Si je devais parler, mon vieil ami, je te dirais : regarde notre vie, bien peu de choses en somme et pourtant l’on voudrait bien se mentir et se faire croire que nous sommes les seuls oui les seuls en ce bas monde à avoir raison quand nous levons notre verre.
Non, mon frère, je ne bois plus, je ne lève plus mon verre. Si je devais lever mon verre ce serait aussitôt pour cracher au visage du monde mon unique, mon menhir, mon désaccord, et je m’en irais seul au milieu de la nuit avec ce goût amer de l’incompris, de l’injustice.
Oui, mon frère je me sens de ceux là que l’on nomme les justes. Je laisse à chacun le droit de créer l’injustice.
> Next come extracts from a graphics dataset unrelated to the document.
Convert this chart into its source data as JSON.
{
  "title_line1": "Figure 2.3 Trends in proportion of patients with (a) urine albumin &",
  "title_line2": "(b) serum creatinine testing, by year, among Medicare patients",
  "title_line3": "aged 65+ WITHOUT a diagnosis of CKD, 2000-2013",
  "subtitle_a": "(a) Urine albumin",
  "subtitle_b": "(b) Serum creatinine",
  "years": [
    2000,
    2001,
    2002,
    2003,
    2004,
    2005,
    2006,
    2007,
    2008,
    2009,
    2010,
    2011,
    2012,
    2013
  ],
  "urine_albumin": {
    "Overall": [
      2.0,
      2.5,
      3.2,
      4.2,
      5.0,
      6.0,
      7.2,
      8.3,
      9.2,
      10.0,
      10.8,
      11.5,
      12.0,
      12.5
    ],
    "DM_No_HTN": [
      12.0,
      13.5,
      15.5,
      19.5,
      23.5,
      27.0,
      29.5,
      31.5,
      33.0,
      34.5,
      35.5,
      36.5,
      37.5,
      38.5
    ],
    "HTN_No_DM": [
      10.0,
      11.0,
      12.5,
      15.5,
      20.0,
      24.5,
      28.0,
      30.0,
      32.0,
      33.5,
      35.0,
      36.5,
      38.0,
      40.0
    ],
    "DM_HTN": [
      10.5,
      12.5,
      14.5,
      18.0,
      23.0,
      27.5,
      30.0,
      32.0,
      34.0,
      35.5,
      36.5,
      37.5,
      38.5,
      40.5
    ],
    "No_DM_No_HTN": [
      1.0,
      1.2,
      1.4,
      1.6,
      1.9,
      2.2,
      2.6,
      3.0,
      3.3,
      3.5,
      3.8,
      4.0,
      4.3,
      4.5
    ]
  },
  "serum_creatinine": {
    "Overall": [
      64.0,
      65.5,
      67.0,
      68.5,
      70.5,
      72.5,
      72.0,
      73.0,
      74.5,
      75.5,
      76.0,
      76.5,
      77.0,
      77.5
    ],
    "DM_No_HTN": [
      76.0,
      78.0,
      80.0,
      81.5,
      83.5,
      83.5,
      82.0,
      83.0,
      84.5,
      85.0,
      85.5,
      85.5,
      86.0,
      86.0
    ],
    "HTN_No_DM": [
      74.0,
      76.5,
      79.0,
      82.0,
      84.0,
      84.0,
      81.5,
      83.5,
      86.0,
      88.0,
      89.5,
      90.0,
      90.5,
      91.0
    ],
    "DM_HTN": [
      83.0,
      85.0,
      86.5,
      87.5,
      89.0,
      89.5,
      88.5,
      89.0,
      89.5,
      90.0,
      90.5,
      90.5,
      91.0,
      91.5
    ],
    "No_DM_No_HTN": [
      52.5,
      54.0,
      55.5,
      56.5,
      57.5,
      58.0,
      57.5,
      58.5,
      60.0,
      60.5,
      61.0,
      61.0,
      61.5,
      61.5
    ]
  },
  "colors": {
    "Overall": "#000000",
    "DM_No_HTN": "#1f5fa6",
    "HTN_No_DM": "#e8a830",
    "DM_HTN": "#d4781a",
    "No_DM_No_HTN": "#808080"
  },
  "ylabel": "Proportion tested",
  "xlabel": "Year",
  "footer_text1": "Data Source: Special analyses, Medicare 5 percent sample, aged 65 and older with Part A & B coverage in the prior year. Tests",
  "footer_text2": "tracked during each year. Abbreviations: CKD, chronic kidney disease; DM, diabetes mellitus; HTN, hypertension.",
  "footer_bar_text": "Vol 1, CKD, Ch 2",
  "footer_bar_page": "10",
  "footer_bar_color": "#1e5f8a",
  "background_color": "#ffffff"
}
Je ne vis pas dans ce monde où l’on survit de ses obligations. Je vole, je survole et celà fait jaser.
Mon ami, je sais que le mot LIBRE est chaque jour enterré. Et si je ne suis pas libre de le crier chaque jour, je sais que ces mots là je ne les renierai pas. Jamais.
Jamais tu m’entendras croire que la vie que je mène a un sens ici bas. Je ne rêve pas de conventions, de contrôle et de notes. Je ne rêve pas d’être prof. Je suis ce prof un peu fou qui donne à ses élèves la liberté de dire : “ceci ne m’intéresse pas” mais je rappelle toujours que les règles sont là. On n’y coupera pas
Oui le mot liberté, la première et dernière liberté : celle de dire ce qu’on pense loin des banalités je te la livre ce soir.
Vous qui lisez ces mots je ne vais pas vous raconter mon histoire. J’ai dépassé ce cap. L’important n’est pas là. Cessez de juger et de vouloir juger. Cessez de vous enfermer dans les définitions. Les définitions sont toujours étriquées. Elles sclérosent la réalité.
Il y a longtemps de ça j’écrivais :”Ils ont coupé tes bras pour édifier leurs tours”. Et j’ajoutais “L’arbre est mort sur la croix….”
Mon ami, ce soir je te l’écris : je suis mort. Je suis un survivant, je survole, je vole quelques instants fugaces. Les certitudes me font rire, les certitudes me font ricaner.
Mon ami, ces mots sont comme mon alcool. Je les lève ici bas… Mais c’est pour mieux me taire. Je ne bouge pas d’un iota. Je souris à la vie qui n’est pas de ce monde, de ce monde social.